Comment by withinboredom
2 hours ago
> if your contribution is not merged in, it should not count as "work done"
I highly disagree with this. Sometimes someone has to do the work to discover that isn't the work that should be done. As an example, last week, I got in a fight with the Go scheduler: https://github.com/php/frankenphp/pull/2016 -- in the end, we were able to find the one-liner that is a happy-medium. I didn't open that PR, but I did the work; if that makes sense.
In a program like this you can’t optimize for the assumption that every participant is acting in good faith and contributing good work even if it’s not accepted.
If a program incentivizes opening PRs even if they’re not accepted, the result will be a lot of maintainer spam from people opening useless PRs. This isn’t a personal hypothetical, it’s what we observe any time programs try to incentivize open source work.

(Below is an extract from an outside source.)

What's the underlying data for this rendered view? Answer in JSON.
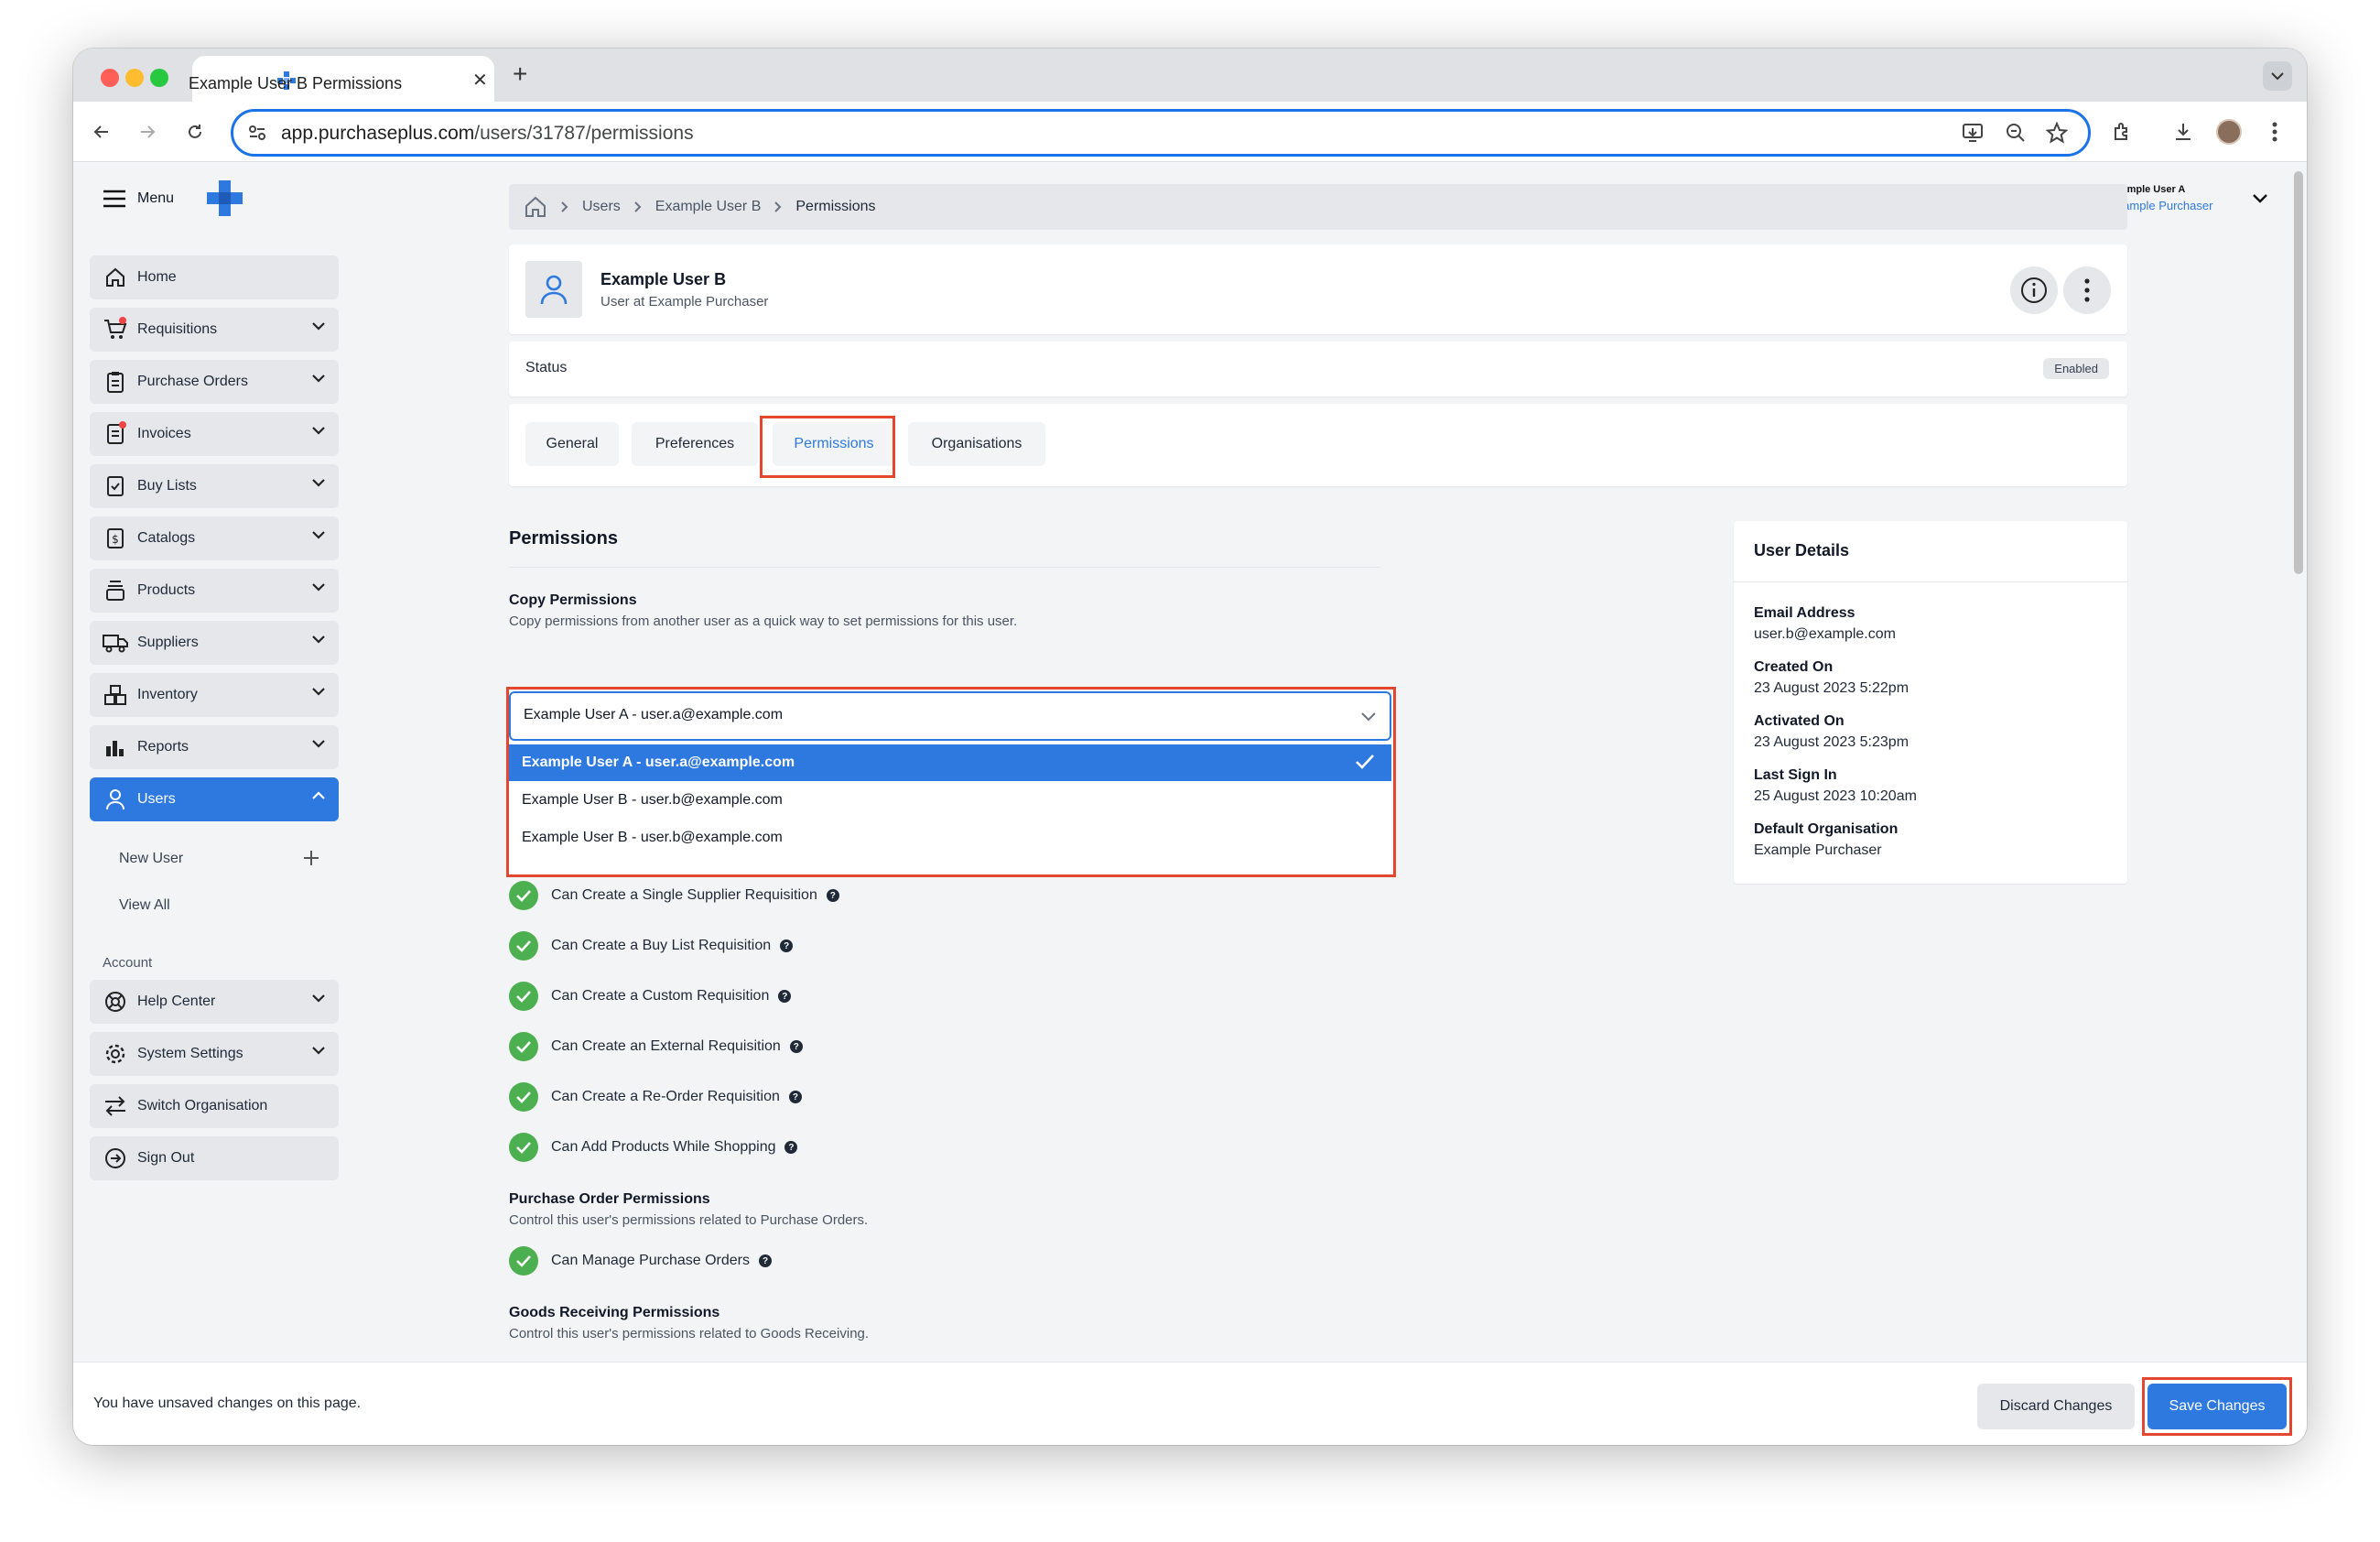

See the Hacktoberfest drama of years past where the promise of a T-shirt led to spam PRs across GitHub https://joel.net/how-one-guy-ruined-hacktoberfest2020-drama
At that point, you tackle abuse, which is a separate topic altogether.
It’s not a separate topic. You have to structure the program so that abuse is disincentivized from the start.
In the T-shirt example if you left the program as-is but then decided that tackling abuse is a separate topic, think about what that would look like: Every maintainer would now not only have to read and close the spam PRs, they’d have to go file an abuse report for every single one of them. Now you’ve put even more work on the maintainers and created an additional burden of reviewing reports, all without clarifying the program to discourage abuse from the start.
This is why it’s necessary to structure a program clearly such that abuse-level or low effort inputs can’t easily claim the rewards.